Nach dem gleichnamigen, satirischen Bühnenstück von Curt Goetz inszeniert Helmut Käutner seinen letzten Film mit Ruth Leuwerik. Darin spielt sie die Frau des Professors Nägler - von Heinz Rühmann dargestellt -, die mit ihren zwölf Kindern ein kleinbürgerliches Leben führt. Die Moralvorstellungen geraten in Folge einer Erbschaft völlig durcheinander. Das Leben der Familie gerät ins Straucheln, weil ihr Mann ein Haus und 250.000 Dollar von seiner Schwester erbt. Einst hatte er seine Schwester verstoßen, weil sie ein uneheliches Kind erwartete. In ihrem Testament knüpft sie an das Erbe die Bedingung, dass ein Familienmitglied wie sie ein uneheliches Kind zur Welt bringt.

Sonntag, 27. Mai, 15 Uhr
"Die Rote"
BRD, I 1962, 100 Minuten, DF, 35mm, ab 18
Regie: Helmut Käutner, Drehbuch: Alfred Andersch, Helmut Käutner nach einer Vorlage von Alfred Andersch, Kamera: Otello Martelli, Darsteller: Ruth Leuwerik, Gert Fröbe, Giorgio Albertazzi u. a.
Ulrich Gregor schreibt in einem Verriss des Films: "[...] künstlerisches Debakel und völlig misslungene Umsetzung des Romans von Alfred Andersch, in dem der Film selbst eine bedeutende Rolle spielt, wo literarische Mittel an filmische angelehnt sind und Antonionis IL GRIDO (1957) einen gewichtigen Bezugspunkt darstellt." Er kritisiert die Wahl von Käutner als Regisseur und Leuwerik als Hauptdarstellerin. Wie tragfähig sind Gregors Argumente?

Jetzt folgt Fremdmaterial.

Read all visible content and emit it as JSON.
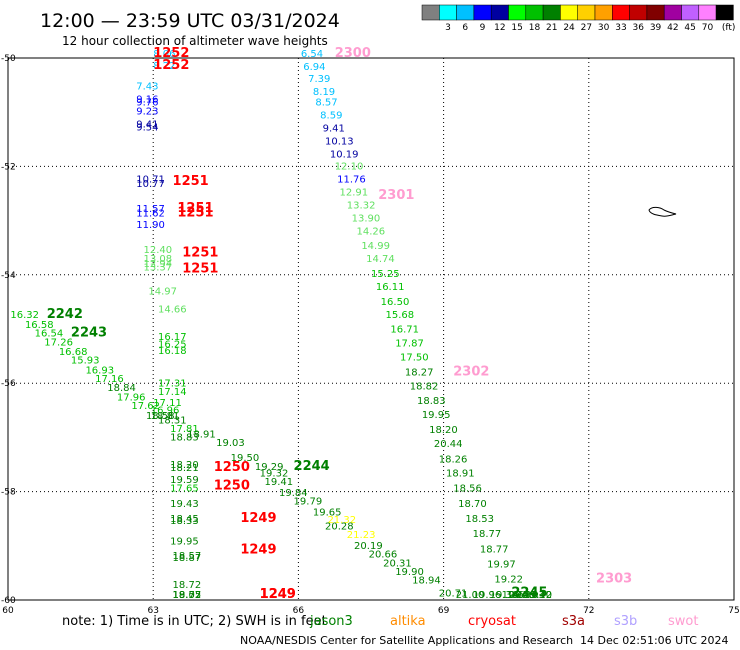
{
  "header": {
    "title": "12:00 — 23:59 UTC 03/31/2024",
    "subtitle": "12 hour collection of altimeter wave heights"
  },
  "color_scale": {
    "boxes": [
      {
        "color": "#808080"
      },
      {
        "color": "#00ffff"
      },
      {
        "color": "#00c0ff"
      },
      {
        "color": "#0000ff"
      },
      {
        "color": "#0000a0"
      },
      {
        "color": "#00ff00"
      },
      {
        "color": "#00c000"
      },
      {
        "color": "#008000"
      },
      {
        "color": "#ffff00"
      },
      {
        "color": "#ffd000"
      },
      {
        "color": "#ffa000"
      },
      {
        "color": "#ff0000"
      },
      {
        "color": "#c00000"
      },
      {
        "color": "#800000"
      },
      {
        "color": "#a000a0"
      },
      {
        "color": "#c060ff"
      },
      {
        "color": "#ff80ff"
      },
      {
        "color": "#000000"
      }
    ],
    "labels": [
      "3",
      "6",
      "9",
      "12",
      "15",
      "18",
      "21",
      "24",
      "27",
      "30",
      "33",
      "36",
      "39",
      "42",
      "45",
      "70"
    ],
    "unit": "(ft)"
  },
  "footer": {
    "note_prefix": "note:  1) Time is in UTC; 2) SWH is in feet",
    "satellites": [
      {
        "name": "jason3",
        "color": "#008000"
      },
      {
        "name": "altika",
        "color": "#ff8c00"
      },
      {
        "name": "cryosat",
        "color": "#ff0000"
      },
      {
        "name": "s3a",
        "color": "#a00000"
      },
      {
        "name": "s3b",
        "color": "#b0a0ff"
      },
      {
        "name": "swot",
        "color": "#ff9cd0"
      }
    ],
    "credit": "NOAA/NESDIS Center for Satellite Applications and Research",
    "timestamp": "14 Dec 02:51:06 UTC 2024"
  },
  "chart_data": {
    "type": "scatter",
    "title": "12:00 — 23:59 UTC 03/31/2024",
    "subtitle": "12 hour collection of altimeter wave heights",
    "xlim": [
      60,
      75
    ],
    "ylim": [
      -60,
      -50
    ],
    "x_ticks": [
      "60",
      "63",
      "66",
      "69",
      "72",
      "75"
    ],
    "y_ticks": [
      "-50",
      "-52",
      "-54",
      "-56",
      "-58",
      "-60"
    ],
    "grid": true,
    "units": "ft",
    "points": [
      {
        "lon": 63.0,
        "lat": -49.98,
        "v": "8.06",
        "c": "#00c0ff"
      },
      {
        "lon": 63.0,
        "lat": -50.2,
        "v": "8.22",
        "c": "#00c0ff"
      },
      {
        "lon": 62.65,
        "lat": -50.58,
        "v": "7.43",
        "c": "#00c0ff"
      },
      {
        "lon": 62.65,
        "lat": -50.82,
        "v": "9.16",
        "c": "#0000ff"
      },
      {
        "lon": 62.65,
        "lat": -50.88,
        "v": "9.76",
        "c": "#0000ff"
      },
      {
        "lon": 62.65,
        "lat": -51.04,
        "v": "9.23",
        "c": "#0000ff"
      },
      {
        "lon": 62.65,
        "lat": -51.28,
        "v": "9.41",
        "c": "#0000a0"
      },
      {
        "lon": 62.65,
        "lat": -51.34,
        "v": "9.54",
        "c": "#0000a0"
      },
      {
        "lon": 62.65,
        "lat": -52.3,
        "v": "10.71",
        "c": "#0000a0"
      },
      {
        "lon": 62.65,
        "lat": -52.38,
        "v": "10.77",
        "c": "#0000a0"
      },
      {
        "lon": 62.65,
        "lat": -52.84,
        "v": "11.57",
        "c": "#0000ff"
      },
      {
        "lon": 62.65,
        "lat": -52.92,
        "v": "11.62",
        "c": "#0000ff"
      },
      {
        "lon": 62.65,
        "lat": -53.14,
        "v": "11.90",
        "c": "#0000ff"
      },
      {
        "lon": 62.8,
        "lat": -53.6,
        "v": "12.40",
        "c": "#60e060"
      },
      {
        "lon": 62.8,
        "lat": -53.76,
        "v": "13.08",
        "c": "#60e060"
      },
      {
        "lon": 62.8,
        "lat": -53.86,
        "v": "12.94",
        "c": "#60e060"
      },
      {
        "lon": 62.8,
        "lat": -53.92,
        "v": "13.37",
        "c": "#60e060"
      },
      {
        "lon": 62.9,
        "lat": -54.36,
        "v": "14.97",
        "c": "#60e060"
      },
      {
        "lon": 63.1,
        "lat": -54.7,
        "v": "14.66",
        "c": "#60e060"
      },
      {
        "lon": 63.1,
        "lat": -55.2,
        "v": "16.17",
        "c": "#00c000"
      },
      {
        "lon": 63.1,
        "lat": -55.34,
        "v": "16.25",
        "c": "#00c000"
      },
      {
        "lon": 63.1,
        "lat": -55.46,
        "v": "16.18",
        "c": "#00c000"
      },
      {
        "lon": 63.1,
        "lat": -56.06,
        "v": "17.31",
        "c": "#00c000"
      },
      {
        "lon": 63.1,
        "lat": -56.22,
        "v": "17.14",
        "c": "#00c000"
      },
      {
        "lon": 63.0,
        "lat": -56.42,
        "v": "17.11",
        "c": "#00c000"
      },
      {
        "lon": 62.95,
        "lat": -56.56,
        "v": "16.96",
        "c": "#00c000"
      },
      {
        "lon": 62.95,
        "lat": -56.66,
        "v": "18.81",
        "c": "#008000"
      },
      {
        "lon": 63.35,
        "lat": -56.9,
        "v": "17.81",
        "c": "#00c000"
      },
      {
        "lon": 63.35,
        "lat": -57.06,
        "v": "18.83",
        "c": "#008000"
      },
      {
        "lon": 63.35,
        "lat": -57.56,
        "v": "18.20",
        "c": "#008000"
      },
      {
        "lon": 63.35,
        "lat": -57.62,
        "v": "18.21",
        "c": "#008000"
      },
      {
        "lon": 63.35,
        "lat": -57.84,
        "v": "19.59",
        "c": "#008000"
      },
      {
        "lon": 63.35,
        "lat": -58.0,
        "v": "17.65",
        "c": "#00c000"
      },
      {
        "lon": 63.35,
        "lat": -58.28,
        "v": "19.43",
        "c": "#008000"
      },
      {
        "lon": 63.35,
        "lat": -58.56,
        "v": "18.45",
        "c": "#008000"
      },
      {
        "lon": 63.35,
        "lat": -58.6,
        "v": "18.33",
        "c": "#008000"
      },
      {
        "lon": 63.35,
        "lat": -58.98,
        "v": "19.95",
        "c": "#008000"
      },
      {
        "lon": 63.4,
        "lat": -59.24,
        "v": "18.57",
        "c": "#008000"
      },
      {
        "lon": 63.4,
        "lat": -59.28,
        "v": "18.87",
        "c": "#008000"
      },
      {
        "lon": 63.4,
        "lat": -59.78,
        "v": "18.72",
        "c": "#008000"
      },
      {
        "lon": 63.4,
        "lat": -60.08,
        "v": "18.55",
        "c": "#008000"
      },
      {
        "lon": 63.4,
        "lat": -60.34,
        "v": "18.72",
        "c": "#008000"
      },
      {
        "lon": 63.4,
        "lat": -60.46,
        "v": "19.07",
        "c": "#008000"
      },
      {
        "lon": 60.05,
        "lat": -54.8,
        "v": "16.32",
        "c": "#00c000"
      },
      {
        "lon": 60.35,
        "lat": -54.98,
        "v": "16.58",
        "c": "#00c000"
      },
      {
        "lon": 60.55,
        "lat": -55.14,
        "v": "16.54",
        "c": "#00c000"
      },
      {
        "lon": 60.75,
        "lat": -55.3,
        "v": "17.26",
        "c": "#00c000"
      },
      {
        "lon": 61.05,
        "lat": -55.48,
        "v": "16.68",
        "c": "#00c000"
      },
      {
        "lon": 61.3,
        "lat": -55.64,
        "v": "15.93",
        "c": "#00c000"
      },
      {
        "lon": 61.6,
        "lat": -55.82,
        "v": "16.93",
        "c": "#00c000"
      },
      {
        "lon": 61.8,
        "lat": -55.98,
        "v": "17.16",
        "c": "#00c000"
      },
      {
        "lon": 62.05,
        "lat": -56.14,
        "v": "18.84",
        "c": "#008000"
      },
      {
        "lon": 62.25,
        "lat": -56.32,
        "v": "17.96",
        "c": "#00c000"
      },
      {
        "lon": 62.55,
        "lat": -56.48,
        "v": "17.62",
        "c": "#00c000"
      },
      {
        "lon": 62.85,
        "lat": -56.66,
        "v": "18.58",
        "c": "#008000"
      },
      {
        "lon": 63.1,
        "lat": -56.74,
        "v": "18.31",
        "c": "#008000"
      },
      {
        "lon": 63.7,
        "lat": -57.0,
        "v": "18.91",
        "c": "#008000"
      },
      {
        "lon": 64.3,
        "lat": -57.16,
        "v": "19.03",
        "c": "#008000"
      },
      {
        "lon": 64.6,
        "lat": -57.44,
        "v": "19.50",
        "c": "#008000"
      },
      {
        "lon": 65.1,
        "lat": -57.6,
        "v": "19.29",
        "c": "#008000"
      },
      {
        "lon": 65.2,
        "lat": -57.72,
        "v": "19.32",
        "c": "#008000"
      },
      {
        "lon": 65.3,
        "lat": -57.88,
        "v": "19.41",
        "c": "#008000"
      },
      {
        "lon": 65.6,
        "lat": -58.08,
        "v": "19.84",
        "c": "#008000"
      },
      {
        "lon": 65.9,
        "lat": -58.24,
        "v": "19.79",
        "c": "#008000"
      },
      {
        "lon": 66.3,
        "lat": -58.44,
        "v": "19.65",
        "c": "#008000"
      },
      {
        "lon": 66.6,
        "lat": -58.58,
        "v": "21.32",
        "c": "#ffff00"
      },
      {
        "lon": 66.55,
        "lat": -58.7,
        "v": "20.28",
        "c": "#008000"
      },
      {
        "lon": 67.0,
        "lat": -58.86,
        "v": "21.23",
        "c": "#ffff00"
      },
      {
        "lon": 67.15,
        "lat": -59.06,
        "v": "20.19",
        "c": "#008000"
      },
      {
        "lon": 67.45,
        "lat": -59.22,
        "v": "20.66",
        "c": "#008000"
      },
      {
        "lon": 67.75,
        "lat": -59.38,
        "v": "20.31",
        "c": "#008000"
      },
      {
        "lon": 68.0,
        "lat": -59.54,
        "v": "19.90",
        "c": "#008000"
      },
      {
        "lon": 68.35,
        "lat": -59.7,
        "v": "18.94",
        "c": "#008000"
      },
      {
        "lon": 68.9,
        "lat": -59.94,
        "v": "20.71",
        "c": "#008000"
      },
      {
        "lon": 69.25,
        "lat": -60.06,
        "v": "21.00",
        "c": "#008000"
      },
      {
        "lon": 69.6,
        "lat": -60.2,
        "v": "19.96",
        "c": "#008000"
      },
      {
        "lon": 69.95,
        "lat": -60.36,
        "v": "19.36",
        "c": "#008000"
      },
      {
        "lon": 70.3,
        "lat": -60.52,
        "v": "19.56",
        "c": "#008000"
      },
      {
        "lon": 70.65,
        "lat": -60.68,
        "v": "19.12",
        "c": "#008000"
      },
      {
        "lon": 66.05,
        "lat": -49.98,
        "v": "6.54",
        "c": "#00c0ff"
      },
      {
        "lon": 66.1,
        "lat": -50.22,
        "v": "6.94",
        "c": "#00c0ff"
      },
      {
        "lon": 66.2,
        "lat": -50.44,
        "v": "7.39",
        "c": "#00c0ff"
      },
      {
        "lon": 66.3,
        "lat": -50.68,
        "v": "8.19",
        "c": "#00c0ff"
      },
      {
        "lon": 66.35,
        "lat": -50.88,
        "v": "8.57",
        "c": "#00c0ff"
      },
      {
        "lon": 66.45,
        "lat": -51.12,
        "v": "8.59",
        "c": "#00c0ff"
      },
      {
        "lon": 66.5,
        "lat": -51.36,
        "v": "9.41",
        "c": "#0000a0"
      },
      {
        "lon": 66.55,
        "lat": -51.6,
        "v": "10.13",
        "c": "#0000a0"
      },
      {
        "lon": 66.65,
        "lat": -51.84,
        "v": "10.19",
        "c": "#0000a0"
      },
      {
        "lon": 66.75,
        "lat": -52.06,
        "v": "12.10",
        "c": "#60e060"
      },
      {
        "lon": 66.8,
        "lat": -52.3,
        "v": "11.76",
        "c": "#0000ff"
      },
      {
        "lon": 66.85,
        "lat": -52.54,
        "v": "12.91",
        "c": "#60e060"
      },
      {
        "lon": 67.0,
        "lat": -52.78,
        "v": "13.32",
        "c": "#60e060"
      },
      {
        "lon": 67.1,
        "lat": -53.02,
        "v": "13.90",
        "c": "#60e060"
      },
      {
        "lon": 67.2,
        "lat": -53.26,
        "v": "14.26",
        "c": "#60e060"
      },
      {
        "lon": 67.3,
        "lat": -53.52,
        "v": "14.99",
        "c": "#60e060"
      },
      {
        "lon": 67.4,
        "lat": -53.76,
        "v": "14.74",
        "c": "#60e060"
      },
      {
        "lon": 67.5,
        "lat": -54.04,
        "v": "15.25",
        "c": "#00c000"
      },
      {
        "lon": 67.6,
        "lat": -54.28,
        "v": "16.11",
        "c": "#00c000"
      },
      {
        "lon": 67.7,
        "lat": -54.56,
        "v": "16.50",
        "c": "#00c000"
      },
      {
        "lon": 67.8,
        "lat": -54.8,
        "v": "15.68",
        "c": "#00c000"
      },
      {
        "lon": 67.9,
        "lat": -55.06,
        "v": "16.71",
        "c": "#00c000"
      },
      {
        "lon": 68.0,
        "lat": -55.32,
        "v": "17.87",
        "c": "#00c000"
      },
      {
        "lon": 68.1,
        "lat": -55.58,
        "v": "17.50",
        "c": "#00c000"
      },
      {
        "lon": 68.2,
        "lat": -55.86,
        "v": "18.27",
        "c": "#008000"
      },
      {
        "lon": 68.3,
        "lat": -56.12,
        "v": "18.82",
        "c": "#008000"
      },
      {
        "lon": 68.45,
        "lat": -56.38,
        "v": "18.83",
        "c": "#008000"
      },
      {
        "lon": 68.55,
        "lat": -56.64,
        "v": "19.95",
        "c": "#008000"
      },
      {
        "lon": 68.7,
        "lat": -56.92,
        "v": "18.20",
        "c": "#008000"
      },
      {
        "lon": 68.8,
        "lat": -57.18,
        "v": "20.44",
        "c": "#008000"
      },
      {
        "lon": 68.9,
        "lat": -57.46,
        "v": "18.26",
        "c": "#008000"
      },
      {
        "lon": 69.05,
        "lat": -57.72,
        "v": "18.91",
        "c": "#008000"
      },
      {
        "lon": 69.2,
        "lat": -58.0,
        "v": "18.56",
        "c": "#008000"
      },
      {
        "lon": 69.3,
        "lat": -58.28,
        "v": "18.70",
        "c": "#008000"
      },
      {
        "lon": 69.45,
        "lat": -58.56,
        "v": "18.53",
        "c": "#008000"
      },
      {
        "lon": 69.6,
        "lat": -58.84,
        "v": "18.77",
        "c": "#008000"
      },
      {
        "lon": 69.75,
        "lat": -59.12,
        "v": "18.77",
        "c": "#008000"
      },
      {
        "lon": 69.9,
        "lat": -59.4,
        "v": "19.97",
        "c": "#008000"
      },
      {
        "lon": 70.05,
        "lat": -59.68,
        "v": "19.22",
        "c": "#008000"
      },
      {
        "lon": 70.2,
        "lat": -59.96,
        "v": "19.64",
        "c": "#008000"
      },
      {
        "lon": 70.35,
        "lat": -60.24,
        "v": "20.30",
        "c": "#008000"
      },
      {
        "lon": 70.5,
        "lat": -60.52,
        "v": "20.03",
        "c": "#008000"
      },
      {
        "lon": 70.65,
        "lat": -60.8,
        "v": "19.40",
        "c": "#008000"
      }
    ],
    "passes": [
      {
        "id": "1252",
        "lon": 63.0,
        "lat": -49.98,
        "c": "#ff0000"
      },
      {
        "id": "1252",
        "lon": 63.0,
        "lat": -50.2,
        "c": "#ff0000"
      },
      {
        "id": "1251",
        "lon": 63.4,
        "lat": -52.34,
        "c": "#ff0000"
      },
      {
        "id": "1251",
        "lon": 63.5,
        "lat": -52.84,
        "c": "#ff0000"
      },
      {
        "id": "1251",
        "lon": 63.5,
        "lat": -52.92,
        "c": "#ff0000"
      },
      {
        "id": "1251",
        "lon": 63.6,
        "lat": -53.66,
        "c": "#ff0000"
      },
      {
        "id": "1251",
        "lon": 63.6,
        "lat": -53.96,
        "c": "#ff0000"
      },
      {
        "id": "2242",
        "lon": 60.8,
        "lat": -54.8,
        "c": "#008000"
      },
      {
        "id": "2243",
        "lon": 61.3,
        "lat": -55.14,
        "c": "#008000"
      },
      {
        "id": "1250",
        "lon": 64.25,
        "lat": -57.62,
        "c": "#ff0000"
      },
      {
        "id": "1250",
        "lon": 64.25,
        "lat": -57.96,
        "c": "#ff0000"
      },
      {
        "id": "2244",
        "lon": 65.9,
        "lat": -57.6,
        "c": "#008000"
      },
      {
        "id": "1249",
        "lon": 64.8,
        "lat": -58.56,
        "c": "#ff0000"
      },
      {
        "id": "1249",
        "lon": 64.8,
        "lat": -59.14,
        "c": "#ff0000"
      },
      {
        "id": "1249",
        "lon": 65.2,
        "lat": -60.34,
        "c": "#ff0000"
      },
      {
        "id": "1249",
        "lon": 65.2,
        "lat": -60.46,
        "c": "#ff0000"
      },
      {
        "id": "2245",
        "lon": 70.4,
        "lat": -59.94,
        "c": "#008000"
      },
      {
        "id": "2300",
        "lon": 66.75,
        "lat": -49.98,
        "c": "#ff9cd0"
      },
      {
        "id": "2301",
        "lon": 67.65,
        "lat": -52.6,
        "c": "#ff9cd0"
      },
      {
        "id": "2302",
        "lon": 69.2,
        "lat": -55.86,
        "c": "#ff9cd0"
      },
      {
        "id": "2303",
        "lon": 72.15,
        "lat": -59.68,
        "c": "#ff9cd0"
      }
    ]
  }
}
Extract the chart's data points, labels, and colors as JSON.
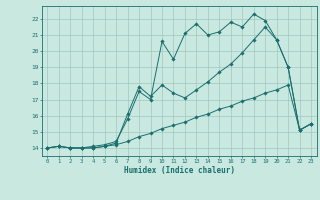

Käutner hat Leuwerik ganz bewusst in eine virtuelle Konkurrenz zu Alida Valli und Betsy Blair gestellt, die Antonionis Film prägten. Sie spielt die junge Franziska Lukas, die aus ihrer oberflächlichen Ehe aussteigt und erotische wie kriminelle Abenteuer in Venedig erlebt. Die Schnittstelle zwischen Käutners Film und dem Roman sollte bei einer Bewertung des Films zwingend Antonioni sein, womit Gregors kritische Töne neu bewertet werden können.